On Wed, Oct 26, 2022 at 05:19:50PM +0800, Michal Hocko wrote:
> On Wed 26-10-22 16:00:13, Feng Tang wrote:
> > On Wed, Oct 26, 2022 at 03:49:48PM +0800, Aneesh Kumar K V wrote:
> > > On 10/26/22 1:13 PM, Feng Tang wrote:
> > > > In page reclaim path, memory could be demoted from faster memory tier
> > > > to slower memory tier. Currently, there is no check about cpuset's
> > > > memory policy, that even if the target demotion node is not allowd
> > > > by cpuset, the demotion will still happen, which breaks the cpuset
> > > > semantics.
> > > >
> > > > So add cpuset policy check in the demotion path and skip demotion
> > > > if the demotion targets are not allowed by cpuset.
> > > >
> > >
> > > What about the vma policy or the task memory policy? Shouldn't we respect
> > > those memory policy restrictions while demoting the page?
> >
> > Good question! We have some basic patches to consider memory policy
> > in demotion path too, which are still under test, and will be posted
> > soon. And the basic idea is similar to this patch.
>
> For that you need to consult each vma and it's owning task(s) and that
> to me sounds like something to be done in folio_check_references.
> Relying on memcg to get a cpuset cgroup is really ugly and not really
> 100% correct. Memory controller might be disabled and then you do not
> have your association anymore.

You are right, for cpuset case, the solution depends on 'CONFIG_MEMCG=y',
and the bright side is most of distribution have it on.

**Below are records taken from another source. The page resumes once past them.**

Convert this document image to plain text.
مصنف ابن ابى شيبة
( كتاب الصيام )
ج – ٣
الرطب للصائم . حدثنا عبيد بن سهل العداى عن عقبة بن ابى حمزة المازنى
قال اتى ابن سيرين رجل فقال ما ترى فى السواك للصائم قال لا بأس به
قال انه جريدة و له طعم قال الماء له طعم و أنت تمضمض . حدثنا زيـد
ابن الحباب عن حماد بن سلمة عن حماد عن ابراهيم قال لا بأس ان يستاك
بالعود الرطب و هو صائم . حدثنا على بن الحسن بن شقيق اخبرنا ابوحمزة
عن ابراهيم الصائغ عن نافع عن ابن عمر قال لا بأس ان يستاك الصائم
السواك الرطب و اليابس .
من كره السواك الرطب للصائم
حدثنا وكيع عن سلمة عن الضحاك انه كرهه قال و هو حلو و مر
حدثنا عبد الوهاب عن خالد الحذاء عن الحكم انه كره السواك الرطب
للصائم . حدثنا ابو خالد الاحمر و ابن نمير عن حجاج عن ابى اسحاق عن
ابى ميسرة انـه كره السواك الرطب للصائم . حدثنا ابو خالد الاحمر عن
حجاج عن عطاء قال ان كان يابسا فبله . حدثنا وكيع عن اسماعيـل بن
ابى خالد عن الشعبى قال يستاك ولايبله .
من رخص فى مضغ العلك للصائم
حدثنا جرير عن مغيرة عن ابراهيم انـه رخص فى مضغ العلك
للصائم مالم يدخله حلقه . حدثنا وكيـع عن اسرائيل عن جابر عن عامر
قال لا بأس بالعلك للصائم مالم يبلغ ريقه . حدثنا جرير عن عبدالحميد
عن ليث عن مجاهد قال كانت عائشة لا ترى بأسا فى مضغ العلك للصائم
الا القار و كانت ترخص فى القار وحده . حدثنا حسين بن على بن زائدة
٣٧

> This all can get quite expensive so the primary question is, does the
> existing behavior generates any real issues or is this more of an
> correctness exercise? I mean it certainly is not great to demote to an
> incompatible numa node but are there any reasonable configurations when
> the demotion target node is explicitly excluded from memory
> policy/cpuset?

We haven't got customer report on this, but there are quite some customers
use cpuset to bind some specific memory nodes to a docker (You've helped
us solve a OOM issue in such cases), so I think it's practical to respect
the cpuset semantics as much as we can.

Your concern about the expensive cost makes sense! Some raw ideas are:
* if the shrink_folio_list is called by kswapd, the folios come from
the same per-memcg lruvec, so only one check is enough
* if not from kswapd, like called form madvise or DAMON code, we can
save a memcg cache, and if the next folio's memcg is same as the
cache, we reuse its result. And due to the locality, the real
check is rarely performed.

Thanks,
Feng

> --
> Michal Hocko
> SUSE Labs
>